A federal district court does not have jurisdiction to hear a lawsuit brought by the daughter of a Medicaid recipient challenging the Medicaid agency’s decision to deny her a caretaker child exception because the Medicaid agency and state court have already decided the issue. Thomas v. State of Idaho Department of Health and Welfare (U.S. Dist. Ct., D. Idaho, No. 1:21-cv-00284-CWD, Jan. 11, 2022).
Mary Kitchen received at-home long-term care Medicaid benefits from 2007 to 2015. Her daughter, Mary Thomas, moved into her home in 2011 and provided care for her until her death in 2019. In 2017, Ms. Kitchen transferred her house to Ms. Thomas.
After Ms. Thomas passed away, the state Medicaid agency filed a lien against the house. Ms. Thomas asked to apply the caretaker child exception to the transfer of the house. The Medicaid agency denied the request because Ms.
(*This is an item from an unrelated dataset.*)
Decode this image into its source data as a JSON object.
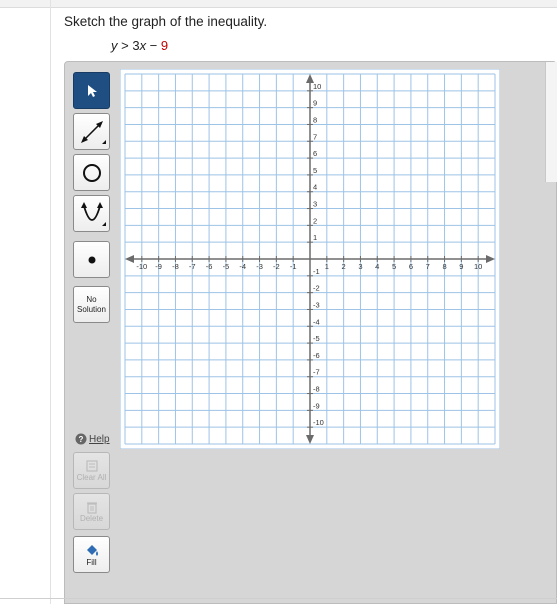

Kitchen was receiving Medicaid benefits before Ms. Thomas moved into the house. After the Medicaid agency and a state court denied her appeal, Ms. Thomas sued the Medicaid agency in federal court, seeking declaratory and injunctive relief. The Medicaid agency filed a motion to dismiss, arguing that the federal court does not have jurisdiction.
The U.S. District Court, District of Idaho, grants the Medicaid agency’s motion to dismiss, holding that the court does not have jurisdiction. The court “finds that the Rooker-Feldman doctrine prohibits [Ms.] Thomas from utilizing the claims asserted in this case as a vehicle to appeal the earlier adverse rulings she received from the [Medicaid agency] and the state court.”